Il cuore è il centro dell’essere umano, il quale, secondo Max Scheler, “prima di essere un ens cogitans o un ens volens, è un ens amans”[vi].
Il filosofo afferma che l’uomo è un “essere spirituale” per la presenza del cuore e non dell’intelletto e della volontà, ma ciò significa non negare la realtà di queste facoltà, ma affermare che il cuore è il “luogo” nel quale si intrecciano tutte le dimensioni umane: intelletto, volontà, affettività e, come vedremo, corporeità.
Max Scheler concorda con Pascal che “il cuore ha le sue ragioni, che la ragione non conosce[…]”[vii], ma ciò significa dare spazio non al sentimentalismo, ma all’intuizione. Secondo il filosofo, l’essere umano avverte nel profondo della sua anima il desiderio di Dio poiché ricerca
un amore infinito.
Scrive:
“Un amore per propria essenza infinito – per quanto esso sia sempre […]concretizzato nella particolare struttura del suo portatore – esige […] un bene infinito capace di appagarlo […].“Inquietum cor nostrum donec requiescat in te”. Dio e solo Dio può essere l’apice della struttura graduale e piramidale del regno degli aspetti degni di essere amati”[viii].

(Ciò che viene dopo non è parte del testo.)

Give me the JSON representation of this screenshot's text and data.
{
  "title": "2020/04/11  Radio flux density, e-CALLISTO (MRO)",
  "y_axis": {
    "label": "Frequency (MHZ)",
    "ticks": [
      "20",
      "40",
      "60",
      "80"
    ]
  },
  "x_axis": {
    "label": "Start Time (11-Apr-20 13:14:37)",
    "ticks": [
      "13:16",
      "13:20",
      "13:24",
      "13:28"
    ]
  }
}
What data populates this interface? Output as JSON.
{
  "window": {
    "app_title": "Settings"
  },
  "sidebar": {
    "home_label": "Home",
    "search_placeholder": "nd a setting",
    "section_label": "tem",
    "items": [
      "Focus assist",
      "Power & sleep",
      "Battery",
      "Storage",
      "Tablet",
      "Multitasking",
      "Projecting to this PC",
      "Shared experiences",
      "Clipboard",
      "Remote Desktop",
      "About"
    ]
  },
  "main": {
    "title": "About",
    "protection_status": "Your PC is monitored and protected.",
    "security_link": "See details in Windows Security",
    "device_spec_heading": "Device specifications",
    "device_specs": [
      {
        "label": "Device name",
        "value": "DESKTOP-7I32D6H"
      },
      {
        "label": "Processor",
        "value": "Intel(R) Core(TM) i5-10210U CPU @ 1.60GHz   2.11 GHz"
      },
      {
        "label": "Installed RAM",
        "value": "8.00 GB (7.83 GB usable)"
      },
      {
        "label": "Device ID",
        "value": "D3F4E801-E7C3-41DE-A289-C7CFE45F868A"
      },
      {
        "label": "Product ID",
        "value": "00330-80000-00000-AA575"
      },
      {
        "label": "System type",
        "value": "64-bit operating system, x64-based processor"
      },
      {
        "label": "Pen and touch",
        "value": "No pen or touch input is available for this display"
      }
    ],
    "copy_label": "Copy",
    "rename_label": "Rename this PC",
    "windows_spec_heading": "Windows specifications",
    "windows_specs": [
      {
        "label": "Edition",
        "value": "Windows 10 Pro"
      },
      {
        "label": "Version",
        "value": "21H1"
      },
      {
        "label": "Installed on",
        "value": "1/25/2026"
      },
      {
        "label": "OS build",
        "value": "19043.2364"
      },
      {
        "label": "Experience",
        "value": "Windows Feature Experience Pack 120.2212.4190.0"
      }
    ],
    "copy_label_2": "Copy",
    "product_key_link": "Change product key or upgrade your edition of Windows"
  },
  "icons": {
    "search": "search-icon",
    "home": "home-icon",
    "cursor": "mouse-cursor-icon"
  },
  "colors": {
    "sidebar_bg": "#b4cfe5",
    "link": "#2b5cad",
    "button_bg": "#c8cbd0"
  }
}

Lo spirito umano desidera un amore infinito, ma tale desiderio è sufficiente per affermare l’esistenza di Dio o è invece necessaria una dimostrazione razionale?
Secondo Pascal “è il cuore che sente Dio, e non la ragione. Ed ecco cos’è la fede: Dio sensibile al cuore, non alla ragione”[ix].
Contrariamente a quanto sostenuto da Pascal, la ragione può dimostrare, come vedremo, l’esistenza di Dio movendo dall’esistenza dell’anima spirituale. Fede e ragione non si oppongono, ma si integrano vicendevolmente.
(La prima parte è stata pubblicata sabato 19 ottobre. La terza parte segue sabato 2 novembre)
*
NOTE
[i] F. van Steenberghen, Le thomisme, Presses Universitaires de France, Vendome 1992, II ed., p. 89. La traduzione è mia.
[ii] Secondo San Tommaso la conoscenza dell’esistenza dell’anima e delle sue proprietà è di carattere non intuitivo, ma dimostrativo, poiché “ non è […] per mezzo della sua essenza che l’anima si conosce, ma per mezzo del suo atto”( San Tommaso d’Aquino, Somma Teologica, I, LXXXVII, 1).
[iii] D. Hume, Treatise, I, IV, 6.
[iv] I. Kant, Critica della ragione pratica, a cura di A. M. Marietti, introduzione di G. Riconda, Biblioteca Universale Rizzoli, Milano 1992, p. 405.
[v] G. Vattimo, L’età dell’interpretazione, in “Eidos”, 1 (2003), p. 17.
[vi] M. Scheler, Ordo amoris, Morcelliana, Brescia 2008, p. 71.
[vii] B. Pascal, Pensiero n. 277, cit., p. 85.
[viii] M. Scheler, Ordo amoris, cit., p.71.
[ix] B. Pascal, Pensiero n. 278, cit., p. 85.